It is a while since I was co-facilitating a workshop outside Brussels on evaluations in conflict-affected situations. We were exploring alternative approaches to evaluation, building on recent experiences of multi-donor evaluations in South Sudan and the DRC. Previously I’ve raised the issue about whether theories of change have their limitations (see my earlier post on evaluation approaches). In the end, we spent much more time exploring the use and limitations of objectives in evaluation practice. Here is a brief summary of those discussions.
Objectives form the reference point for most mainstream (development) evaluations. Objectives underpin the OECD/DAC evaluation criteria. For instance:
- Relevance: Are the programme objectives aligned to the situation?
- Effectiveness: Were the programme objectives met?
In development evaluation, we sometimes come across programmes that are radically re-designed during the mid-term. When this happens, the evaluator is faced with a dilemma: do you measure success against the original objectives, but risk undervaluing a genuinely flexible and responsive programme? Or, do you measure success against the re-designed objectives, but risk excusing an initially poor design? The former often seems too harsh, the latter too lenient.
In conflict-affected situations, flexibility is a must and re-design occurs more often. Many things cannot be planned in advance, and managers respond to constraints and opportunities as they arise. Yet, being responsive to a dynamic context can undermine plans made three or five years previous. There are also other reasons why clearly planned objectives may be undermined in such fragile contexts:
- Terms such as peace and conflict prevention may not be well defined. Indeed, not all stakeholders may share the same understanding within a single programme (e.g. differing civilian and military perspectives).
- Peace may not be an explicitly-stated objective. The Utstein palette (PDF) is helpful in this regard, as it unpacks the full range of activities that may contribute to conflict prevention and peace-building. Yet for the evaluator, this all-encompassing view of peace-building activities presents a challenge; with interventions contributing to peace even when this is not stated.

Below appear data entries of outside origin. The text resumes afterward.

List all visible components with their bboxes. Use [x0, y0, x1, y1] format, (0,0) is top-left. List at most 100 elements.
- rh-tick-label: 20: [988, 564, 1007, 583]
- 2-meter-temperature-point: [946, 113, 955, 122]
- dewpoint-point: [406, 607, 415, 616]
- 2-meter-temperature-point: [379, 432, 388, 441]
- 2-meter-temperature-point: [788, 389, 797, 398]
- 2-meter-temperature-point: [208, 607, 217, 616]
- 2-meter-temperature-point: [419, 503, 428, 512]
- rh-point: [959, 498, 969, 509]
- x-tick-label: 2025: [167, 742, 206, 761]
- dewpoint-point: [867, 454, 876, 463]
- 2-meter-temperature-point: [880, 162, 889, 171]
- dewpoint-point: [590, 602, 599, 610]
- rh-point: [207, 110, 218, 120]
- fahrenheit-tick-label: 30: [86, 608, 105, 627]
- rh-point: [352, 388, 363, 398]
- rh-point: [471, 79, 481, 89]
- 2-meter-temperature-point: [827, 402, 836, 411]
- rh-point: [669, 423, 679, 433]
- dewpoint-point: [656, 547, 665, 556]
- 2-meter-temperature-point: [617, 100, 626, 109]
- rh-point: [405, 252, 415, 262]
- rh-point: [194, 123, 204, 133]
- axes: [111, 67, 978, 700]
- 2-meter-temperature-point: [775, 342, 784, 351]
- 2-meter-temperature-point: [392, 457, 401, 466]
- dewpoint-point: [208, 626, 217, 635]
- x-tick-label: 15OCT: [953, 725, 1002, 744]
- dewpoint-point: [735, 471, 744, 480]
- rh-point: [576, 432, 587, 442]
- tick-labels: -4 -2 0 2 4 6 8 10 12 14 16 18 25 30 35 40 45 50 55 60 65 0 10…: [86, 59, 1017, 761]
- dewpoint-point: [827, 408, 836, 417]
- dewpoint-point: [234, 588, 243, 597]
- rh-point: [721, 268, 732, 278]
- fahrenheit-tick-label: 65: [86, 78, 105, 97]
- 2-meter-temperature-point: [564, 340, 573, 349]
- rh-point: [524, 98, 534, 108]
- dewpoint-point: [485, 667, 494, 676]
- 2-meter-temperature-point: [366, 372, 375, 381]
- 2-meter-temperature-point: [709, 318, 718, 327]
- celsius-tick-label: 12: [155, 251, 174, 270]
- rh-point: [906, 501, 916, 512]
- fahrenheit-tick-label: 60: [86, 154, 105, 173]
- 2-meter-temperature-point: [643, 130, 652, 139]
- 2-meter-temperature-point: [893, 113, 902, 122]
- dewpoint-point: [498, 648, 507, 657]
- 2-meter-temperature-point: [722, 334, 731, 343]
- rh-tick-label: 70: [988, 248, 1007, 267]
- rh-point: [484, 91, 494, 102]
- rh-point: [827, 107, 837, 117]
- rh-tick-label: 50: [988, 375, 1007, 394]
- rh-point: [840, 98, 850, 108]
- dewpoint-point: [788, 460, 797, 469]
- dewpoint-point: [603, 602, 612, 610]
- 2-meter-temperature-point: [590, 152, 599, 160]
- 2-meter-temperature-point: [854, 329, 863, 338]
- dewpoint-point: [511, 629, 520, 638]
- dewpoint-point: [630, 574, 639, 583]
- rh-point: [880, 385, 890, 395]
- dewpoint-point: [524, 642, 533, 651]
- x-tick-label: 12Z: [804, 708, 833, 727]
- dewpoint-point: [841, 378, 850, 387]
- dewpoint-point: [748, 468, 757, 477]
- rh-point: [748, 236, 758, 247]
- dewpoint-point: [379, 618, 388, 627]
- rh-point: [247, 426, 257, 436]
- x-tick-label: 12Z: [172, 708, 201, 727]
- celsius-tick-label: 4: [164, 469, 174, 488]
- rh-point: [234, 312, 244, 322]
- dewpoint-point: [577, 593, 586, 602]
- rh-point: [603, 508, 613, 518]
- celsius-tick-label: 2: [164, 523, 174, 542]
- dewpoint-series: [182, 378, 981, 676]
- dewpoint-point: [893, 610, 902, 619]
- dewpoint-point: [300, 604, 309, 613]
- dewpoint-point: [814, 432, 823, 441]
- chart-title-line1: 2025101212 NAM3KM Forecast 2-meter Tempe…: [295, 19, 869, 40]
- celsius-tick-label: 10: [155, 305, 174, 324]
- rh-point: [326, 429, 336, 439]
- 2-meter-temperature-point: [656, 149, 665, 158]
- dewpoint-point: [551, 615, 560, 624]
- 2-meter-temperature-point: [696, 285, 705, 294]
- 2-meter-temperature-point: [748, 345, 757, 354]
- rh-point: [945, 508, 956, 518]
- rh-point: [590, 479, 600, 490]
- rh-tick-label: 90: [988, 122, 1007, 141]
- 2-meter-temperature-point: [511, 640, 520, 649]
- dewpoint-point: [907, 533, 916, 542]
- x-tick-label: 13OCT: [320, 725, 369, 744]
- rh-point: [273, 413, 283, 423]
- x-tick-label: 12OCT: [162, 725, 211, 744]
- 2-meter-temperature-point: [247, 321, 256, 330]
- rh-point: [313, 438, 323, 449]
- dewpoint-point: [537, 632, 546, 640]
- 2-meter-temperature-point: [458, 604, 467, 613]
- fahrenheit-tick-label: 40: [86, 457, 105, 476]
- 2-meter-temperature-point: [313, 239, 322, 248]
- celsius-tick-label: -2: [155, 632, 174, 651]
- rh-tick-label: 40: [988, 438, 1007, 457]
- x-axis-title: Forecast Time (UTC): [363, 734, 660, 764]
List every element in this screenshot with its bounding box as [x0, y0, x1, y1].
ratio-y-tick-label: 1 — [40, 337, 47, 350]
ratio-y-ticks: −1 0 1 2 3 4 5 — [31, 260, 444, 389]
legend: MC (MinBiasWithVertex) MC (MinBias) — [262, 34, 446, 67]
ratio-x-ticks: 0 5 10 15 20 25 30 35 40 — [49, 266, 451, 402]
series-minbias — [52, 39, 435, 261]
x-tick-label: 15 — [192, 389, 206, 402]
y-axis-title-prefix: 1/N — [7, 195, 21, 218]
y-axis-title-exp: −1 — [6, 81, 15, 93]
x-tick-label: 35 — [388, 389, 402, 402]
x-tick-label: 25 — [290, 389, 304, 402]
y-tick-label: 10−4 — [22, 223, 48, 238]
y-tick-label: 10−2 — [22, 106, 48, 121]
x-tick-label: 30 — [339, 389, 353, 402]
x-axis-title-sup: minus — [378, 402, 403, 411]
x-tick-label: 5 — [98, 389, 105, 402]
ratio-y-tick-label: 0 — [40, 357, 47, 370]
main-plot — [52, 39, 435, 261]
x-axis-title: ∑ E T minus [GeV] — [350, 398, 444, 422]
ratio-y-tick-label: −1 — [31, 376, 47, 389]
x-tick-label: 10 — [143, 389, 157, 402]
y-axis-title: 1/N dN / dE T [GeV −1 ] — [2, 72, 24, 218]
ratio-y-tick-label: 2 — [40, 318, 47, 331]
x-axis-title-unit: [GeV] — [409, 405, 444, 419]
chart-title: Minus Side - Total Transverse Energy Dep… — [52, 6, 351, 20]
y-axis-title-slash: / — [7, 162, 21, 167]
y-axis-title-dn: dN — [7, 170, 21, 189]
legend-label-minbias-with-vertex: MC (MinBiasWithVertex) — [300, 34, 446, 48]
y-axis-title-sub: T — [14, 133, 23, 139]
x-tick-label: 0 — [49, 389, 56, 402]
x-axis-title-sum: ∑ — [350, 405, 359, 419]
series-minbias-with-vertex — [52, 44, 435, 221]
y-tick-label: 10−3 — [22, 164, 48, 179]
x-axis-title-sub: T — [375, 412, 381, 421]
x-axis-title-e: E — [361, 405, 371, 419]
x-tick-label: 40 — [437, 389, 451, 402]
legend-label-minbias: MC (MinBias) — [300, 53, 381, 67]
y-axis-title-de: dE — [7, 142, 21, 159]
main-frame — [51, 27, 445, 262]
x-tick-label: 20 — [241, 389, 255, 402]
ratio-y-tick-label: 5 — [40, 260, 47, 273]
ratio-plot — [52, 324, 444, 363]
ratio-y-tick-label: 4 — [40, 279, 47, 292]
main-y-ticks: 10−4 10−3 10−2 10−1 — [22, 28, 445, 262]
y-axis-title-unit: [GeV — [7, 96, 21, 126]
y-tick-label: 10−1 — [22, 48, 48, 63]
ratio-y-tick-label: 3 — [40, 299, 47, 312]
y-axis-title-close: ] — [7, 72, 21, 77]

- Objectives may be politically-sensitive, and may be hidden or masked. For the ex post evaluator, a retrospective interpretation of such objectives opens up the real possibility of contested findings. This is especially so where the ‘evaluation space’ is highly contested, as was the case in the CPPB evaluation in SriLanka (PDF).
So, what provides an alternative point of reference?
Well, the perspectives of local people: their needs, and their understanding of what drives the conflict. The draft OECD Guidance on Evaluating Conflict Prevention and Peacebuilding Activities (currently under revision), provides an entry point for developing such an approach. It layers Conflict Analysis onto the traditional DAC evaluation approach, although it doesn’t fully integrate the two approaches. Instead, a more radical view would be to use the conflict analysis (especially an analysis by local people about what drives the conflict) as a reference point for evaluating the intervention. For instance:
- Relevance: To what extent does the programme reflect a local understanding of the conflict?
- Effectiveness: To what extent does the programme address the drivers of the conflict?
- Impact: To what extent is the programme leading to reduced conflict, by building peace?
Some will argue that this shifts accountability away from programme managers. After all, managers should be accountable for their design, and therefore measured against the objectives they stated. But, this suggested approach is more about making managers accountable to their constituents (their target audience), and focuses on whether they are addressing local needs and factors behind the conflict.